In our recent story on the latest (failed) Democrat attack against state representative Kirkman Finlay, we included a picture of one of the veteran lawmaker’s campaign signs posted outside of a gas station owned by one of his supporters. In the foreground of that image was a sign for Finlay’s opponent in the upcoming race for S.C. House District 75 (.pdf) – a competitive seat in downtown Columbia, S.C.
The latter sign appeared to have been knocked over …
Little did we know the image we posted was going to prompt a federal case … or at least a state one.
According to Richland county court documents obtained by this news outlet, attorney Christopher P. Kenney filed a lawsuit earlier this month on behalf of Finlay’s November 2020 opponent decrying the destruction of this political sign.
“All that remained was the mangled signposts,” Kenney wrote in the complaint, mourning the loss of the campaign sign and demanding compensation for the “financial damage” done to his client by the “violent, unlawful conduct” of a yet-to-be-identified sign defacer.
According to the suit, this conduct “is a danger to the public and toxic to the peaceable conduct that should otherwise govern political discourse in a law-abiding society.”
Wow … seriously?
That’s laying it on a bit thick … of course elections in the Palmetto State always seem to be accompanied by sign drama.
Anyway, according to the lawsuit the “John Doe” who struck down the Democratic political sign violated S.C. Code of Laws § 7-25-210 (A) – which makes it unlawful to “deface, vandalize, tamper with or remove a lawfully placed political sign.”
In an effort to identify this alleged lawbreaker and bring them to justice, the suit demands the owner of the gas station produce “all video surveillance footage” from October 4, 2020 in an effort to identify the “violent” offender.
Here’s an important question, though: Was this sign really lawfully placed?
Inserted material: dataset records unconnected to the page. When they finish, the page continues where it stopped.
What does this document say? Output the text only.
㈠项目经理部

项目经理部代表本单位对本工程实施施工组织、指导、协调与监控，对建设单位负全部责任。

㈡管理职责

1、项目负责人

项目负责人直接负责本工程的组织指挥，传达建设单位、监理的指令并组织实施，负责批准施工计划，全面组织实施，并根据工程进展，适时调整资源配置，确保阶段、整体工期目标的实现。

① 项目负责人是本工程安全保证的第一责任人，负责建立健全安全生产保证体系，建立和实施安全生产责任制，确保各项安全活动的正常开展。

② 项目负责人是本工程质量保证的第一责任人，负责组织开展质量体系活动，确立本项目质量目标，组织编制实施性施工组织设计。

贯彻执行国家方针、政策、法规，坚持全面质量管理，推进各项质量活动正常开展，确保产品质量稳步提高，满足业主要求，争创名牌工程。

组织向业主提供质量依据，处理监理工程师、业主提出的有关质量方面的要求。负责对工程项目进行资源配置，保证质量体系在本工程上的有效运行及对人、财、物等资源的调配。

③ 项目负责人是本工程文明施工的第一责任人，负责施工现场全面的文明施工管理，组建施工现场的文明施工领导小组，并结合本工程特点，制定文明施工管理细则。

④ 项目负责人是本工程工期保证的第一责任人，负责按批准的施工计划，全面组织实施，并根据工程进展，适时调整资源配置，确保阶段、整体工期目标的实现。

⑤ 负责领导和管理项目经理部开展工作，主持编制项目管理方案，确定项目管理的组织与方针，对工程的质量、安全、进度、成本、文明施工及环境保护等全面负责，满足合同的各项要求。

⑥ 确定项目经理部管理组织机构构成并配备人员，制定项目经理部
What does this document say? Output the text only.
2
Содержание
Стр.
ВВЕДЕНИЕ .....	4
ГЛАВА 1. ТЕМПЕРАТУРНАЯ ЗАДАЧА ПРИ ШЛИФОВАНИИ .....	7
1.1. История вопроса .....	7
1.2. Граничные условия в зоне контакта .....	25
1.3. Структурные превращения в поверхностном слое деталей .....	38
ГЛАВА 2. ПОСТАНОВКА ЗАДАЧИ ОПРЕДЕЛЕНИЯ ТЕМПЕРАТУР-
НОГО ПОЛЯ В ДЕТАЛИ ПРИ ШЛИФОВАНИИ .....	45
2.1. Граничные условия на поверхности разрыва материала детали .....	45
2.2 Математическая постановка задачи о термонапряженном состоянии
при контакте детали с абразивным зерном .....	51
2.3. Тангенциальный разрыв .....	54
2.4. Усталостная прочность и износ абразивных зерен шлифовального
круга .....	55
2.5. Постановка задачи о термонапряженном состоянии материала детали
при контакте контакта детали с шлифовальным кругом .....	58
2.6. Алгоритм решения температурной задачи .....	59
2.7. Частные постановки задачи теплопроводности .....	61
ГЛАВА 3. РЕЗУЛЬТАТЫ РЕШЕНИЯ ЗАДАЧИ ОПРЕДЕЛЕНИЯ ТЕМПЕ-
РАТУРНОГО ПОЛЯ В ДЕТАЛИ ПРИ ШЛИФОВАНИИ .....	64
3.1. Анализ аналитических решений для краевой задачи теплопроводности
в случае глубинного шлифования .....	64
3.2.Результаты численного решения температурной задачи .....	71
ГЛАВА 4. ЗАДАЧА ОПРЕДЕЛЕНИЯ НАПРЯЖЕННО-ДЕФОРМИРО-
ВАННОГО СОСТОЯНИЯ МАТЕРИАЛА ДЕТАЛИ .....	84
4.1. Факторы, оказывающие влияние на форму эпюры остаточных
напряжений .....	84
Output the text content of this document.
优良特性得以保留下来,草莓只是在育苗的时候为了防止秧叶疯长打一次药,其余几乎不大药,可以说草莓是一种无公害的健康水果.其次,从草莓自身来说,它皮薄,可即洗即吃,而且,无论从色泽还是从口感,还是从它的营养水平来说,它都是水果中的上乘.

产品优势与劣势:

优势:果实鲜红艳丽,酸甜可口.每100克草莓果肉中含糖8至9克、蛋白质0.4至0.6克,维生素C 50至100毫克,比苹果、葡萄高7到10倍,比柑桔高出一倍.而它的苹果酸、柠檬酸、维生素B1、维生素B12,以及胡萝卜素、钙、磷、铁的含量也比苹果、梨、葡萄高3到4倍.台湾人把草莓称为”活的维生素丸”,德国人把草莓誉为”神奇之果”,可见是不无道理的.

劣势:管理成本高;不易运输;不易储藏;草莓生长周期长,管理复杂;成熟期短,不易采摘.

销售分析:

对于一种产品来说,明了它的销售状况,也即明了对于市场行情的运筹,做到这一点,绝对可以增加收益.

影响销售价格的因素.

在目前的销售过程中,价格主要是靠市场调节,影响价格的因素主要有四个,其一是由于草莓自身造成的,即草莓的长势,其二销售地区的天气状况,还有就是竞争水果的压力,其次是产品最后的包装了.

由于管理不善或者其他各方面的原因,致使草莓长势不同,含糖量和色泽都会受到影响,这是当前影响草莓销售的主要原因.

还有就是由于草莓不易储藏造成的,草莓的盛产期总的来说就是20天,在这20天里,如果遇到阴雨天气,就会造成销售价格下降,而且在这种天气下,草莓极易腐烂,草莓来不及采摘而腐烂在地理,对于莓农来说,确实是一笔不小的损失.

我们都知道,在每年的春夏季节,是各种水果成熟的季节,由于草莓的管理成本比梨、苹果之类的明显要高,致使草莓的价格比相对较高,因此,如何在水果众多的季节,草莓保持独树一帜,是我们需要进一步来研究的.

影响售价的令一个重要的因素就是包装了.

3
The gas station in question is owned by a Finlay supporter who has expressly informed his rival’s campaign that they are not permitted to post signs on his property. Accordingly, any sign placed on the property would not qualify as a “lawfully placed” sign.
In fact, its placement could constitute trespassing on the part of Kenney’s client.
As for the lawsuit’s contention that the Democratic sign was placed “in the public right of way fronting (the) gas station,” that assertion is also problematic.
How come? Because the city of Columbia, S.C., Richland county and the state of South Carolina all expressly forbid the placement of political signs within the public right of way.
In fact, the city encourages anyone who comes upon such signs to take them down.
“Any sign, not just political signs, found illegally posted within any portion of a street right-of-way may be removed and discarded,” an August 2015 memo (.pdf) from the city zoning administrator noted – citing a trio of municipal statutes.
Similarly, county ordinances specifically call for signs to be placed “outside of the road right-of-way.”
“Political signs shall not be located within a public road right-of-way,” county code § 26-180 commands.
Finally, S.C. Code of Laws § 57-25-120 makes it “unlawful for a person to display, place, or affix a sign … within a right-of-way,” and calls for violators of this provision to “be fined not more than one hundred dollars or imprisoned for not more than thirty days.”
Seriously … what kind of lawsuit uses as its basis an admission that the person bringing the action broke city, county AND state law?
We get that Democrats are desperate to flip this district … that much has been made abundantly clear over the last few weeks.
But this strikes us as particularly pathetic …
“While we don’t agree with him on every issue, Finlay has been one of the rare common sense voices at the S.C. State House over the past decade – not to mention one of the more effective lawmakers when it comes to challenging failed bureaucracies (including the Palmetto State’s abysmally managed higher education establishment),” we noted in a recent post. “Finlay also impressed us when he stood against the Republican leadership in the chamber as it doled out tens of millions of tax dollars to liberal billionaire David Tepper, owner of the National Football League (NFL)’s Carolina Panthers.”
He also stood against GOP governor Henry McMaster on that issue.
Such independent leadership appears to be why residents of Finlay’s district want his signs in front of their homes and businesses … and why his rival has reduced himself to such ridiculous litigiousness in an effort to get (and keep) his signs up.